Me Neli SOCHIRCA : en fait vous me demandez d’être « l'avocat du diable » en conseillant deux acteurs aux intérêts opposés dans ce type de situations. Je relève le défi :

 

Premièrement, un contrat bien rédigé est toujours conseillé car il permet de prévenir, plutôt que de guérir.
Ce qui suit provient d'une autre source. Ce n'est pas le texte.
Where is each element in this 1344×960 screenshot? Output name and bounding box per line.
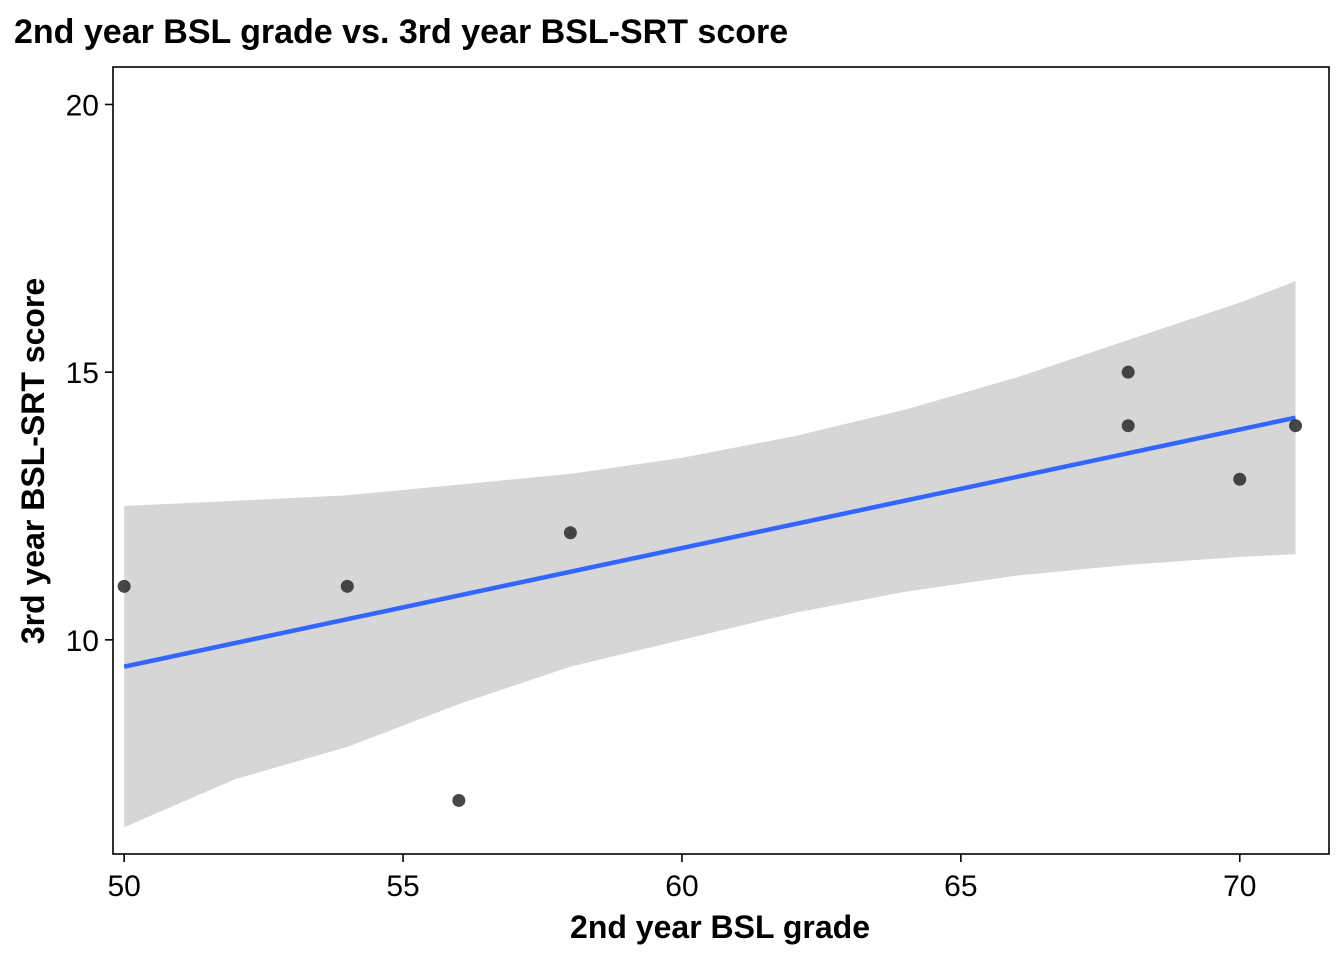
x-tick-label-55: 55 (386, 870, 419, 903)
x-tick-label-65: 65 (944, 870, 977, 903)
x-axis-ticks: 50 55 60 65 70 (107, 854, 1256, 903)
data-point-5 (1121, 365, 1135, 379)
plot-panel-border (112, 66, 1330, 855)
y-tick-label-10: 10 (66, 625, 99, 658)
fit-line-layer (123, 415, 1296, 669)
x-tick-label-70: 70 (1223, 870, 1256, 903)
x-tick-label-50: 50 (107, 870, 140, 903)
data-point-1 (117, 579, 131, 593)
y-tick-label-15: 15 (66, 357, 99, 390)
regression-line (123, 415, 1296, 669)
confidence-band (124, 281, 1296, 828)
y-axis-title: 3rd year BSL-SRT score (15, 278, 51, 644)
data-point-6 (1121, 419, 1135, 433)
data-point-8 (1289, 419, 1303, 433)
y-tick-label-20: 20 (66, 89, 99, 122)
x-tick-label-60: 60 (665, 870, 698, 903)
data-points-layer (117, 365, 1303, 807)
data-point-4 (563, 526, 577, 540)
data-point-2 (340, 579, 354, 593)
x-axis-title: 2nd year BSL grade (570, 909, 870, 945)
data-point-3 (452, 793, 466, 807)
confidence-band-layer (124, 281, 1296, 828)
data-point-7 (1233, 472, 1247, 486)
chart-title: 2nd year BSL grade vs. 3rd year BSL-SRT … (14, 13, 788, 51)
y-axis-ticks: 10 15 20 (66, 89, 113, 658)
Les parties pourront ainsi fixer quelles preuves de conformité sont recevables, en exclure d’emblée d’autres (ex. les analyses émanant de laboratoires établis hors UE), organiser les sorties de certaines impasses non abordées par la réglementation (par exemple, que faire si deux analyses « recevables » aboutissent à des résultats contradictoires), prévoir des barèmes d’indemnisation, des obligations d’information mutuelle et de coopération, etc.

 

Deuxièmement, il est conseillé de communiquer, réagir rapidement lorsque l’un, ou l’autre, apprend l’existence d’une non-conformité ; en effet la législation en matière de conformité est destinée surtout à la protection des consommateurs ; aussi, on ne pardonne pas à un opérateur, importateur ou distributeur, d’avoir su qu’un produit présente un problème (même hypothétique), mais ne pas l’avoir immédiatement communiqué à ses partenaires commerciaux pour qu’ils puissent, de leur côté, stopper les ventes ne serait-ce qu’à titre conservatoire ; souvent, les litiges naissent de l’ignorance de cette obligation de célérité en matière de transmission de l’information ; le distributeur qui n’aura pas communiqué rapidement à l’importateur, ou vice versa, pourrait donc voir sa responsabilité aggravée de ce fait ;

 

Troisièmement, chaque partie devrait avoir un service juridique et qualité fonctionnel, soit en interne soit en externe, pour « tailler sur mesure » leurs process, mais aussi leurs contrats, par rapport à la typologie de chaque produit ; les obligations varient en effet d’un produit à l’autre, aussi il est crucial d’adapter ses pratiques commerciales et contractuelles à chaque catégorie de produit en particulier.

 

Ces exemples sont, bien sûr, non limitatifs.

 

Altaprisma : Nous vous remercions pour vos éclairages. 

Me Neli SOCHIRCA : je vous remercie également, ce fut un plaisir.